What spondylosis exercises can I do at home?
What causes spondylosis pain to flare up?
What is the most common age for spondylosis?


What is the difference between spondylosis vs spondylolisthesis?

Spondylosis refers to the general degenerative changes that occur in the spine over time, including the wear and tear of spinal discs, joints, and ligaments. Spondylolisthesis, on the other hand, specifically involves the forward slippage of one vertebra over another. While spondylosis encompasses various age-related degenerative changes, spondylolisthesis is a specific condition where the slippage of a vertebra occurs due to structural defects or instability.

What are the different types of spondylosis?

There are different types of spondylosis based on the affected region of the spine:

1. Cervical Spondylosis: Degeneration in the cervical spine (neck area).
2. Lumbar Spondylosis: Degeneration in the lumbar spine (lower back area).
3. Thoracic Spondylosis: Degeneration in the thoracic spine (mid-back area).

These types of spondylosis involve the breakdown of spinal discs, facet joints, and other spinal structures, leading to pain and reduced spinal function.

What spondylosis exercises can I do at home?

It’s important to consult a healthcare professional before starting any exercise program for spondylosis. However, gentle exercises that focus on improving flexibility, strengthening core muscles, and enhancing posture may be beneficial. Examples include pelvic tilts, knee-to-chest stretches, cat-cow stretches, and gentle aerobic activities like walking or swimming. A physical therapist can provide personalized guidance on safe and effective exercises.

What causes spondylosis pain to flare up?

Spondylosis pain may flare up due to various factors, including:

  • Overexertion or improper lifting techniques
  • Prolonged poor posture
  • Repetitive movements or activities that strain the spine
  • Sudden movements or trauma
  • Cold weather or changes in atmospheric pressure
  • Excessive weight gain or obesity

Identifying and avoiding triggers, maintaining proper body mechanics, and practicing a healthy lifestyle can help minimize the risk of pain flare-ups.

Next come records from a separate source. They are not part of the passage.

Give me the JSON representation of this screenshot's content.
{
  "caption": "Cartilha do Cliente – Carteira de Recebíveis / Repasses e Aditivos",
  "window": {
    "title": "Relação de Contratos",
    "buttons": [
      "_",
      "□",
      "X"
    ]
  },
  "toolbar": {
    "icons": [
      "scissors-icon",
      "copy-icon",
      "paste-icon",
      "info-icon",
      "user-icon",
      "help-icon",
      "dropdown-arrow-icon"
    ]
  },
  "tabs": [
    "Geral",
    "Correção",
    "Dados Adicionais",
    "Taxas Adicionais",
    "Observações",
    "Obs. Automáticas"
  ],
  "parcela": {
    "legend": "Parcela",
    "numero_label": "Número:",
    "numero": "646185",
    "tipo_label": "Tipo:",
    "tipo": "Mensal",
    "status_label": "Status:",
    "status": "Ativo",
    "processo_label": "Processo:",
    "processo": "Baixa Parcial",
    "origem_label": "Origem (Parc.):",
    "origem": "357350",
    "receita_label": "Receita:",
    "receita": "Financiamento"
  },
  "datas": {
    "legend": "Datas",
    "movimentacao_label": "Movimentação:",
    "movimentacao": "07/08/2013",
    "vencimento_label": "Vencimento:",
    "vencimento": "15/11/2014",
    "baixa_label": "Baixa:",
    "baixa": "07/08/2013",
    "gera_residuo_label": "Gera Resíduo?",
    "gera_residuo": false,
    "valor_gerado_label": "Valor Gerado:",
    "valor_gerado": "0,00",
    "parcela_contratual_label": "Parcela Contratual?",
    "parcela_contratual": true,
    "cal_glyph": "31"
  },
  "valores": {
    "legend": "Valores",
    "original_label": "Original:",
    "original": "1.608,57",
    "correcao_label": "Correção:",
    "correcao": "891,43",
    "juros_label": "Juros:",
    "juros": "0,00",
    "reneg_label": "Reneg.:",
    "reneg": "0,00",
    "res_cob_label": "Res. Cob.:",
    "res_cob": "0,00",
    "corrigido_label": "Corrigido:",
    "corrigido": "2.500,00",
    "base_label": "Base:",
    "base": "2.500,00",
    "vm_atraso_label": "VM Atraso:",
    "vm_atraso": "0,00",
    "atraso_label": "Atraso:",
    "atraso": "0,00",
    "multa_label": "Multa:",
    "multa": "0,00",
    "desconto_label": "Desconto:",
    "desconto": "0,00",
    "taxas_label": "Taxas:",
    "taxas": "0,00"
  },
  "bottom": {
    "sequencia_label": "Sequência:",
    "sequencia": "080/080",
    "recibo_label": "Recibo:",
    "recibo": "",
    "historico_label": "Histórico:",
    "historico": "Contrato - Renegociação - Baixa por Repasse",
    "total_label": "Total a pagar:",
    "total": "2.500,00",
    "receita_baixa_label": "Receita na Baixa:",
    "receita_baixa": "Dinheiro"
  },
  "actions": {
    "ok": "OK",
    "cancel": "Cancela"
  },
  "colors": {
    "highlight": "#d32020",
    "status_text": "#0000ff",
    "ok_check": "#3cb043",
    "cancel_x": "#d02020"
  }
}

What is the most common age for spondylosis?

Spondylosis is a degenerative condition that becomes more common as people age. It is most prevalent in individuals over the age of 50. However, early signs of spondylosis can develop earlier, and the condition may progress over time. Factors such as genetics, lifestyle, and previous injuries can also influence the onset and progression of spondylosis.